Академия под ударом
Шрифт:
Она опомнилась, когда Пайпер легонько куснул ее за ногу. Элиза помотала головой, сбрасывая наваждение, подхватила щенка на руки, и он встревоженно заскулил, лизнув ее щеку, будто почувствовал далекое дуновение ноябрьского ветра. Переведя дух, Элиза снова заглянула в зеркало и увидела там свое привычное отражение.
Все было, как всегда. Ни малейшего следа незнакомых отражений, ни краешка чужого и такого влекущего мира.
Померещилось? Или так на нее действует магическое поле, которое окружает академию?
Потом Элиза услышала, как открывается дверь в комнату отдыха,
— Уже успели полюбоваться?
— Успела, — призналась Элиза, понимая, что нет смысла скрывать очевидное. — Это какое-то странное зеркало. Я видела в нем себя, но та я была другой. И… там была не эта комната, а осень, лес…
Взгляд Оберона был похож на прикосновение перышка: дотронулись к скуле — и тотчас же убрали, только мурашки побежали по спине. Элизу бросило в жар и сразу окатило ледяной волной.
Они ведь проведут эту ночь вместе. Элиза не знала, почему это сейчас заставило ее волноваться настолько сильно. Может быть, из-за медовых искр, которые проплыли во взгляде Оберона?
Он смотрел на нее с искренним интересом. И Элиза не знала, радует это ее или настораживает.
— Вы видели там себя-оборотня, — сообщил Оберон. Закрыл дверцу шкафа, зеркало скрылось во тьме, и Элизе стало легче. — Ту, кем бы вы были, если бы не вшитая в вас нить.
Вот оно что… Элиза вдруг поняла, что ее сердце бьется так, что его, должно быть, слышно по всей академии. И вспомнился запах далекого леса, воды и сухих трав, шелест шагов по опавшей листве, зов полной луны, голос свободы.
Она хотела бы ощутить все это не в зеркальном видении, а на самом деле. Но Элиза слишком хорошо понимала, какой будет расплата за эту свободу.
Безумие. Оборотни, которые принимают звериный облик слишком часто, теряют разум. Они сохраняют человеческий вид, но становятся зверьми.
Оберон опустился на диван, и Элиза села рядом с ним, будто повиновалась неслышному приказу. Ее начало знобить.

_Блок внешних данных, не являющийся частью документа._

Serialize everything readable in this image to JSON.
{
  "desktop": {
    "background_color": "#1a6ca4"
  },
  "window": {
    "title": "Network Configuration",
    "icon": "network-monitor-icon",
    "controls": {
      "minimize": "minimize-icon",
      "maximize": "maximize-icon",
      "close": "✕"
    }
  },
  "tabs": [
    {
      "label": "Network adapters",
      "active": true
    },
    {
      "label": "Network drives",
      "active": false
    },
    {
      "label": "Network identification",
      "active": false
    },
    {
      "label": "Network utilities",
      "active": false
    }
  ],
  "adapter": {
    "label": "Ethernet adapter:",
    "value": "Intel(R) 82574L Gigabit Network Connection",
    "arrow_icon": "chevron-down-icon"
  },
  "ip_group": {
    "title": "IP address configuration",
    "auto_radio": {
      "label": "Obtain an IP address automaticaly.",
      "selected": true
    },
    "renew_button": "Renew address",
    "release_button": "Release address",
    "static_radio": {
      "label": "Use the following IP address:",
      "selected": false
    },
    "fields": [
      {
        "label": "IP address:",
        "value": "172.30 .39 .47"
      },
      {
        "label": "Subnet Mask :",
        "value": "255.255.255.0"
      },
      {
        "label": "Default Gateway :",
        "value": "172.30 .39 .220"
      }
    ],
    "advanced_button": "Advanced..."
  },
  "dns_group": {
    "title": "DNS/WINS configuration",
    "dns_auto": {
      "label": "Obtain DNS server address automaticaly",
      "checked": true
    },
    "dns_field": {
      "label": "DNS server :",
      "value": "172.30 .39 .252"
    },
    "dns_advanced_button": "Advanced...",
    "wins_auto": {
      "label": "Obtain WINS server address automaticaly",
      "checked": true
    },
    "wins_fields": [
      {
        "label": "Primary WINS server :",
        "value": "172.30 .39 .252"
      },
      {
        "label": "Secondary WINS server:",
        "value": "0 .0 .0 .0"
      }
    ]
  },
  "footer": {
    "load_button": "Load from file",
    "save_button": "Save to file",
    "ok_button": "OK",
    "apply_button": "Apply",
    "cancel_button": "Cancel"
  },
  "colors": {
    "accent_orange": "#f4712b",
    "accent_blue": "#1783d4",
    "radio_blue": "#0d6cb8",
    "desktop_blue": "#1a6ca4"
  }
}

— Вы умница, — негромко сказал Оберон. Накрыл ее руку своей, и озноб отступил. Пайпер радостно заулыбался, чихнул, завилял хвостиком. Ему нравилось, что Оберон пришел, а странное отражение растаяло. — Вы прекрасно понимаете свою суть и сдерживаете ее разумом.
Элиза пожала плечами.
— Моя мать была оборотнем. Она рассказывала мне страшную сказку про Жиля Реццо, барона Виклеанского, — промолвила она. — Он тоже был оборотнем, только превращался в волка… А потом он окончательно лишился рассудка и перерезал всех жителей поселка. Я очень плохо помню свою мать, но эту сказку…
Оберон понимающе кивнул.
— И на церковном суде Реццо сказал, что это были не люди, а овцы.

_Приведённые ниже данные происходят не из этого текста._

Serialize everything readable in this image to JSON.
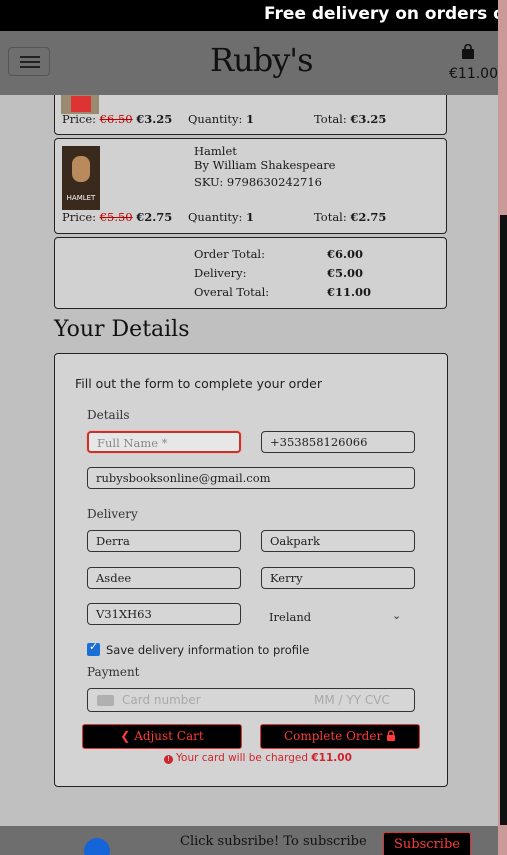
{
  "banner": {
    "text": "Free delivery on orders o"
  },
  "header": {
    "brand": "Ruby's",
    "cart_total": "€11.00"
  },
  "cart": {
    "items": [
      {
        "title": "",
        "author": "",
        "sku": "",
        "price_label": "Price:",
        "old_price": "€6.50",
        "price": "€3.25",
        "quantity_label": "Quantity:",
        "quantity": "1",
        "total_label": "Total:",
        "total": "€3.25"
      },
      {
        "title": "Hamlet",
        "author": "By William Shakespeare",
        "sku": "SKU: 9798630242716",
        "cover_text": "HAMLET",
        "price_label": "Price:",
        "old_price": "€5.50",
        "price": "€2.75",
        "quantity_label": "Quantity:",
        "quantity": "1",
        "total_label": "Total:",
        "total": "€2.75"
      }
    ],
    "summary": {
      "order_total_label": "Order Total:",
      "order_total": "€6.00",
      "delivery_label": "Delivery:",
      "delivery": "€5.00",
      "overall_label": "Overal Total:",
      "overall": "€11.00"
    }
  },
  "details": {
    "section_title": "Your Details",
    "intro": "Fill out the form to complete your order",
    "details_label": "Details",
    "full_name_placeholder": "Full Name *",
    "phone": "+353858126066",
    "email": "rubysbooksonline@gmail.com",
    "delivery_label": "Delivery",
    "address1": "Derra",
    "address2": "Oakpark",
    "town": "Asdee",
    "county": "Kerry",
    "postcode": "V31XH63",
    "country": "Ireland",
    "save_label": "Save delivery information to profile",
    "payment_label": "Payment",
    "card_placeholder": "Card number",
    "card_expiry_placeholder": "MM / YY  CVC",
    "adjust_cart": "Adjust Cart",
    "complete_order": "Complete Order",
    "charge_text": "Your card will be charged",
    "charge_amount": "€11.00"
  },
  "footer": {
    "subscribe_text": "Click subsribe! To subscribe",
    "subscribe_button": "Subscribe"
  },
  "colors": {
    "accent": "#d2232a",
    "checkbox": "#1a6fd6",
    "facebook": "#1565d8"
  }
}
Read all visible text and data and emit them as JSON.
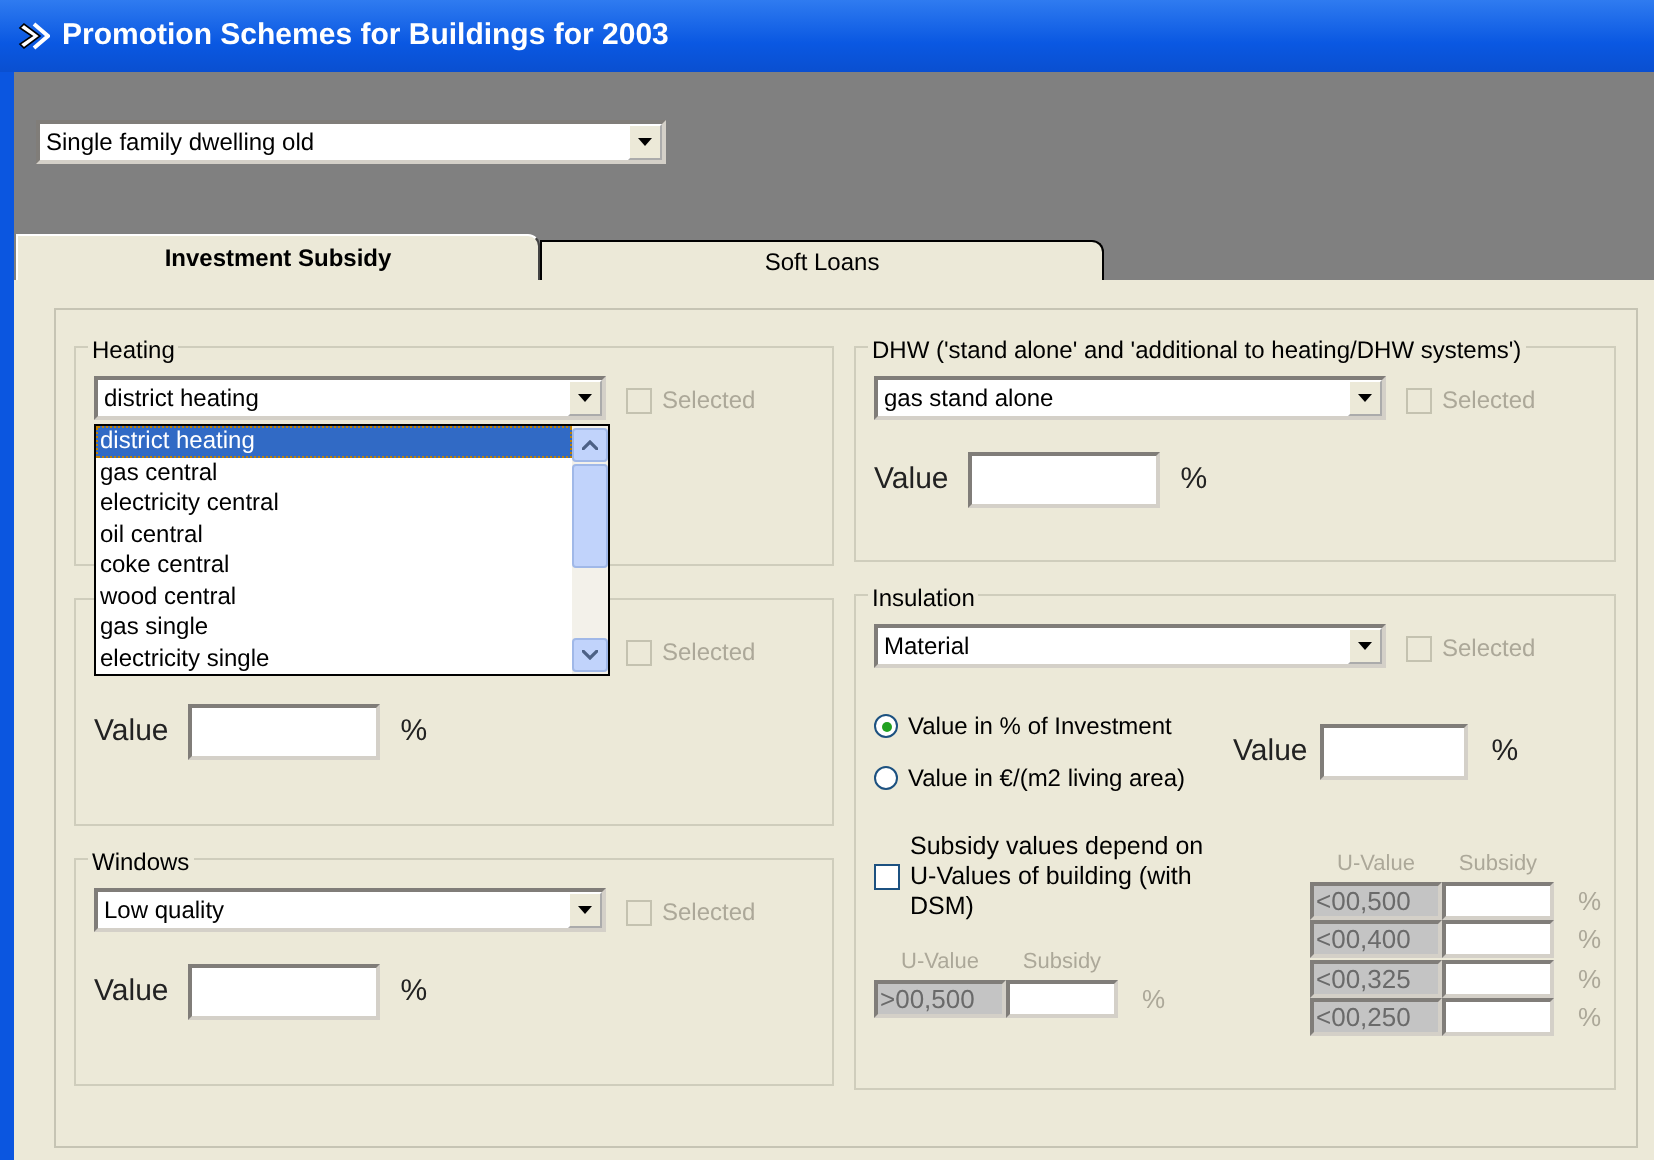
{
  "window": {
    "title": "Promotion Schemes for Buildings for 2003"
  },
  "building_type": {
    "value": "Single family dwelling old"
  },
  "tabs": [
    {
      "label": "Investment Subsidy",
      "selected": true
    },
    {
      "label": "Soft Loans",
      "selected": false
    }
  ],
  "left_column": [
    {
      "kind": "measure",
      "title": "Heating",
      "select": "district heating",
      "checkbox": {
        "label": "Selected",
        "checked": false,
        "disabled": true
      },
      "open_list": {
        "items": [
          {
            "label": "district heating",
            "selected": true
          },
          {
            "label": "gas central",
            "selected": false
          },
          {
            "label": "electricity central",
            "selected": false
          },
          {
            "label": "oil central",
            "selected": false
          },
          {
            "label": "coke central",
            "selected": false
          },
          {
            "label": "wood central",
            "selected": false
          },
          {
            "label": "gas single",
            "selected": false
          },
          {
            "label": "electricity single",
            "selected": false
          }
        ]
      }
    },
    {
      "kind": "measure",
      "checkbox": {
        "label": "Selected",
        "checked": false,
        "disabled": true
      },
      "value_label": "Value",
      "unit": "%"
    },
    {
      "kind": "measure",
      "title": "Windows",
      "select": "Low quality",
      "checkbox": {
        "label": "Selected",
        "checked": false,
        "disabled": true
      },
      "value_label": "Value",
      "unit": "%"
    }
  ],
  "right_column": [
    {
      "kind": "measure",
      "title": "DHW ('stand alone' and 'additional to heating/DHW systems')",
      "select": "gas stand alone",
      "checkbox": {
        "label": "Selected",
        "checked": false,
        "disabled": true
      },
      "value_label": "Value",
      "unit": "%"
    },
    {
      "kind": "insulation",
      "title": "Insulation",
      "select": "Material",
      "checkbox": {
        "label": "Selected",
        "checked": false,
        "disabled": true
      },
      "radios": [
        {
          "label": "Value in % of Investment",
          "selected": true
        },
        {
          "label": "Value in €/(m2 living area)",
          "selected": false
        }
      ],
      "value_label": "Value",
      "unit": "%",
      "dsm_checkbox": {
        "label": "Subsidy values depend on U-Values of building (with DSM)",
        "checked": false
      },
      "single_table": {
        "headers": [
          "U-Value",
          "Subsidy"
        ],
        "rows": [
          {
            "u_value": ">00,500",
            "unit": "%"
          }
        ]
      },
      "multi_table": {
        "headers": [
          "U-Value",
          "Subsidy"
        ],
        "rows": [
          {
            "u_value": "<00,500",
            "unit": "%"
          },
          {
            "u_value": "<00,400",
            "unit": "%"
          },
          {
            "u_value": "<00,325",
            "unit": "%"
          },
          {
            "u_value": "<00,250",
            "unit": "%"
          }
        ]
      }
    }
  ]
}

— И мы не смогли бы с вами так хорошо общаться, — вдруг сказала Элиза. — Я не жалею, что посмотрела в зеркало. И рада, что во мне есть эта нить.
Она сделала паузу и спросила так, как требовал этикет:
— Как прошел ваш день?
Оберон улыбнулся. Элиза подумала, что эта улыбка похожа
— В трудах и заботах, — признался Оберон. — Знаете, я даже соскучился по всем этим проблемам. А потом, уже к весне, буду скучать по охоте на болотниц. Точно буду, это временем проверено.
— Болотницы? — удивилась Элиза. — Кто это?
Улыбка Оберона стала еще шире: разговор перешел в важную и интересную для него область.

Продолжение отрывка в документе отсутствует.